As a semi-adult now, I’m still struggling with the parental reasoning involved here. $50 dollars is not an absurd amount of money. I know you should always teach your kids about the value of money, how to save, and how to not be a spoiled brat, but I can’t do that with a straight face. Considering the things I buy myself now, I’d be the biggest hypocrite in the world. How can I deny my kid a $50 present when I spend that much on dinner without batting an eyelash? The last thing I want to do is lie to my kid to justify something.

And yet I know one day, when my kid asks me if he can have the big Power Wheels thing for Christmas, there’s no way he’s getting it. It’s not because the toys are too expensive or I’m trying to teach him about being frugal.
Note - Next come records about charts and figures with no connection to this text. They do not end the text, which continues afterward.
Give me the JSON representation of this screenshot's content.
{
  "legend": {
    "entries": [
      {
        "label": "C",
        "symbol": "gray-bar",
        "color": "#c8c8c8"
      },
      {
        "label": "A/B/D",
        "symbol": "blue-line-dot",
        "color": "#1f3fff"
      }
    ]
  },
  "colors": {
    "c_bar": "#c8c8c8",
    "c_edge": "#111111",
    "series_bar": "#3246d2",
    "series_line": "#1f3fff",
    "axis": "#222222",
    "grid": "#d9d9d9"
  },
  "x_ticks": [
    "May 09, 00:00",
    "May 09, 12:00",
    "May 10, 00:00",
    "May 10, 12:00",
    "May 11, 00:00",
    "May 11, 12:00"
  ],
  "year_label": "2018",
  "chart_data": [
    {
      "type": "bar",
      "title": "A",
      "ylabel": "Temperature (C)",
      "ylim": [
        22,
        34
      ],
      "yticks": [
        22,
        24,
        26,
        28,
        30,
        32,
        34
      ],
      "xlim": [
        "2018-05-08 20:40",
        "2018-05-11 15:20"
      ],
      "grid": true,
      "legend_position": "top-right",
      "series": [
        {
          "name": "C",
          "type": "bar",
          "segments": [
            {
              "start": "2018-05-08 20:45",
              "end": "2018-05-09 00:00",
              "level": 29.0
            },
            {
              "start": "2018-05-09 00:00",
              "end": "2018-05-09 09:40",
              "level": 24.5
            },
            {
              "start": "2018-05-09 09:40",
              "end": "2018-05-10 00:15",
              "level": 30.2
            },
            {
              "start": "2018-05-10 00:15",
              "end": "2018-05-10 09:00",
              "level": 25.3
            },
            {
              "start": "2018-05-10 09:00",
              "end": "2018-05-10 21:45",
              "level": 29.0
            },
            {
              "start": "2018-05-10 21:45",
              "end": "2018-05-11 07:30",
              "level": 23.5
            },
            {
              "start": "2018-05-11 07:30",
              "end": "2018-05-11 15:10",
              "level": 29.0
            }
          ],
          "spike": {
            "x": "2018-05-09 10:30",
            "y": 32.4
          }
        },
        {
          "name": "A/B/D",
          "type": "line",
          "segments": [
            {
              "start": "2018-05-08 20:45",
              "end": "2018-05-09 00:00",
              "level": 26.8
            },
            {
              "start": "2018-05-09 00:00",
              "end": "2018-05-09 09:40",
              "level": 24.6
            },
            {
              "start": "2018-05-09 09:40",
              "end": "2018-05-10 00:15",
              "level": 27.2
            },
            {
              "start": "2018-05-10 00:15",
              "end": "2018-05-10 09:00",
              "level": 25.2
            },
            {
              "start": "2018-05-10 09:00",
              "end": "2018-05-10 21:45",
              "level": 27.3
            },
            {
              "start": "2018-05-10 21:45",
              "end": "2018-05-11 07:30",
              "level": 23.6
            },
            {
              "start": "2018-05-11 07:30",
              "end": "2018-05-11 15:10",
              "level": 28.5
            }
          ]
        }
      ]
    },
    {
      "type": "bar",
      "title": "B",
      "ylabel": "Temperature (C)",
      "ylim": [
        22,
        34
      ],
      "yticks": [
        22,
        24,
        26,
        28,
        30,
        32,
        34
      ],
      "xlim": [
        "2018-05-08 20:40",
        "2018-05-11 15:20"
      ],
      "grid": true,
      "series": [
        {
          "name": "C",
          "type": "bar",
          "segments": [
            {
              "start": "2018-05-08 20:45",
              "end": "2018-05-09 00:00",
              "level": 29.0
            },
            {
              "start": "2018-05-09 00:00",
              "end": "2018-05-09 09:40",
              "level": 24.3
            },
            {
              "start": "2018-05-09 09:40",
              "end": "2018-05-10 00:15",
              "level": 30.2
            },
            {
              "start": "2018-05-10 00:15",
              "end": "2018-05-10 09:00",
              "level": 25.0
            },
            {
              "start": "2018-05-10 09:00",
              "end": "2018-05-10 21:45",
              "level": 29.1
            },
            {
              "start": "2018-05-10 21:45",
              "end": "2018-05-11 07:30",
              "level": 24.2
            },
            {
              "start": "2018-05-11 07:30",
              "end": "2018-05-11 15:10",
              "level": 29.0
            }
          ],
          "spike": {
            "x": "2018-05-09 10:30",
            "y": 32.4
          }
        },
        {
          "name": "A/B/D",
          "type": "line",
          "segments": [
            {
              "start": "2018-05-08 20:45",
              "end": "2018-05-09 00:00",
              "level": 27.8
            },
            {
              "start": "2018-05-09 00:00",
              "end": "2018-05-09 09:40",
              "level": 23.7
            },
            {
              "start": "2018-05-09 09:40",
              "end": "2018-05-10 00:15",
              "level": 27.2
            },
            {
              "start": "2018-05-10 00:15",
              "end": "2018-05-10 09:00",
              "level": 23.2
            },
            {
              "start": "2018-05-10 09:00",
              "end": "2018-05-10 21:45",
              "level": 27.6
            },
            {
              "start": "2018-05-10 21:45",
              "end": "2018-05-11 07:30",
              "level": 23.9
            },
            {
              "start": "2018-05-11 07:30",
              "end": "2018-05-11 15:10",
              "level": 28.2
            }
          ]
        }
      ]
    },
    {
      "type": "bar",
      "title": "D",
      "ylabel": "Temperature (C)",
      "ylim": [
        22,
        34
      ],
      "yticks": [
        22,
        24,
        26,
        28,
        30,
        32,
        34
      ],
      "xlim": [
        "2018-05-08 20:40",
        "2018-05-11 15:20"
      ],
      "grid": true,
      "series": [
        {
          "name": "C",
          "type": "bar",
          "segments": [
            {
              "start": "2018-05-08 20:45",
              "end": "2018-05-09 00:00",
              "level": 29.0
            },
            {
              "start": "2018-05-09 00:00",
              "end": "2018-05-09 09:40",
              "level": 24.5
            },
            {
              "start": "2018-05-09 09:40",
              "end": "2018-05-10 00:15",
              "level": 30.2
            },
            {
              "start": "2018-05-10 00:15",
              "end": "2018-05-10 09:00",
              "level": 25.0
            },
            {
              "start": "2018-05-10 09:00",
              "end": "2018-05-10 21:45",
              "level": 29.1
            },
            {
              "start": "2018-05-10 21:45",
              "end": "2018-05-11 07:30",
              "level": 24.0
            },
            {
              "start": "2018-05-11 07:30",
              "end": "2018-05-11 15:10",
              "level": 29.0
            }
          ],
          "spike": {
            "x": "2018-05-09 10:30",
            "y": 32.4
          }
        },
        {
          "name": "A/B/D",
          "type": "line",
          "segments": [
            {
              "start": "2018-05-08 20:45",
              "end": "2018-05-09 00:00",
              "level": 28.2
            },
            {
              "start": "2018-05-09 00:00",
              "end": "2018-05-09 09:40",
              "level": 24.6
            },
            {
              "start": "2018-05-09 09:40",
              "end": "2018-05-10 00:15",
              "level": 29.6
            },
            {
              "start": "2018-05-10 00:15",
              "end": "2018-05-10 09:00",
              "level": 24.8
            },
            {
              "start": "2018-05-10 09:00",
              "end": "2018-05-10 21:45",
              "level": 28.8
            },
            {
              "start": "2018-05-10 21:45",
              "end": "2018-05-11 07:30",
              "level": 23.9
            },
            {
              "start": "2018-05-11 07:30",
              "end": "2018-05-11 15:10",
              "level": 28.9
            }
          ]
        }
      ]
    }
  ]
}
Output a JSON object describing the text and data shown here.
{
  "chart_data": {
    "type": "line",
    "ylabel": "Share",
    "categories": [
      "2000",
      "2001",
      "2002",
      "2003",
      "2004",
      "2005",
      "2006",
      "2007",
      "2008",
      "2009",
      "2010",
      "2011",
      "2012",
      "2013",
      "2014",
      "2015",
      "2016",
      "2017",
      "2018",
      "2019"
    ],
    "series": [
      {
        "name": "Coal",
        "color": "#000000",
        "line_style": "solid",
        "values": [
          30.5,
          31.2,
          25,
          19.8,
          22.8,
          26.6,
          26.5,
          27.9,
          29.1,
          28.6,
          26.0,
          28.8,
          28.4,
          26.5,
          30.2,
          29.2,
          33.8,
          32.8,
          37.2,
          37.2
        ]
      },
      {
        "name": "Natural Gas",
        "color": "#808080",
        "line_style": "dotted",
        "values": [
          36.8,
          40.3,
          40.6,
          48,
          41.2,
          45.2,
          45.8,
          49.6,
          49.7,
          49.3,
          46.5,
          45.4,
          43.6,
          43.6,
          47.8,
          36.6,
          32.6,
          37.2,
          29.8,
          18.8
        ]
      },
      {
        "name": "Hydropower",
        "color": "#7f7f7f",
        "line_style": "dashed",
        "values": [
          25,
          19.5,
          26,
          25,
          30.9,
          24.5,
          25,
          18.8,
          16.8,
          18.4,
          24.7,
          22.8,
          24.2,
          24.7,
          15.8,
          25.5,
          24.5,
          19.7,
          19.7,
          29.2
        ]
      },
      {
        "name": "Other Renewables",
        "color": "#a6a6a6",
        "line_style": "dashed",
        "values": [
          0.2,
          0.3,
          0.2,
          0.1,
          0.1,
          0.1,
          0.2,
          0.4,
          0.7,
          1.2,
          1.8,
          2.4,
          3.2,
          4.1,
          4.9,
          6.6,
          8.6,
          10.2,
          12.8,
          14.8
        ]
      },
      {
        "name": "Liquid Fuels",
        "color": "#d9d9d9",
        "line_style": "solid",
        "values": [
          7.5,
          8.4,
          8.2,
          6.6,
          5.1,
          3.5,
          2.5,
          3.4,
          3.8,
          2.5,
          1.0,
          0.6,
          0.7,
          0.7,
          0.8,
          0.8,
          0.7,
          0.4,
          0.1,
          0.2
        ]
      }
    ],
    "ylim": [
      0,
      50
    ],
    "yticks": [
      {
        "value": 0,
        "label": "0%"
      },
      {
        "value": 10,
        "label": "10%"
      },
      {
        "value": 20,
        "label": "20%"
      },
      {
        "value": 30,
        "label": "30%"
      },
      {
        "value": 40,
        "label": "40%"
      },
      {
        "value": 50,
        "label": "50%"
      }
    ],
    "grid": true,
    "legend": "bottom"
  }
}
Nor is it because I don’t want him to end up as “that kid.”

It’s mostly that, well, I never got the Proton Pack and I ended up all right. Sure I pouted for a few days about my lack of ghost fighting ability. But you know what? I bet within a few weeks, I was back to tossing a ball in the yard. It’s only now about 20 years later that I even thought of it again. (Now that’s a latent memory!)

What’s more, now that I think about it, had I gotten the Proton Pack, I would’ve zapped ghosts for a few weeks, gotten bored, and gone back to tossing a ball. It was, after all, just a cheap plastic backpack. And now as I’m browsing through this year’s Nieman Marcus Christmas catalog, looking at all of the absurd things I want, that same thought strikes me. Do I want those silver cufflinks? Yes. Do I really need them? Of course not. Will the world end if I don’t get silver cufflinks? Probably not.

Maybe my parents were on to something.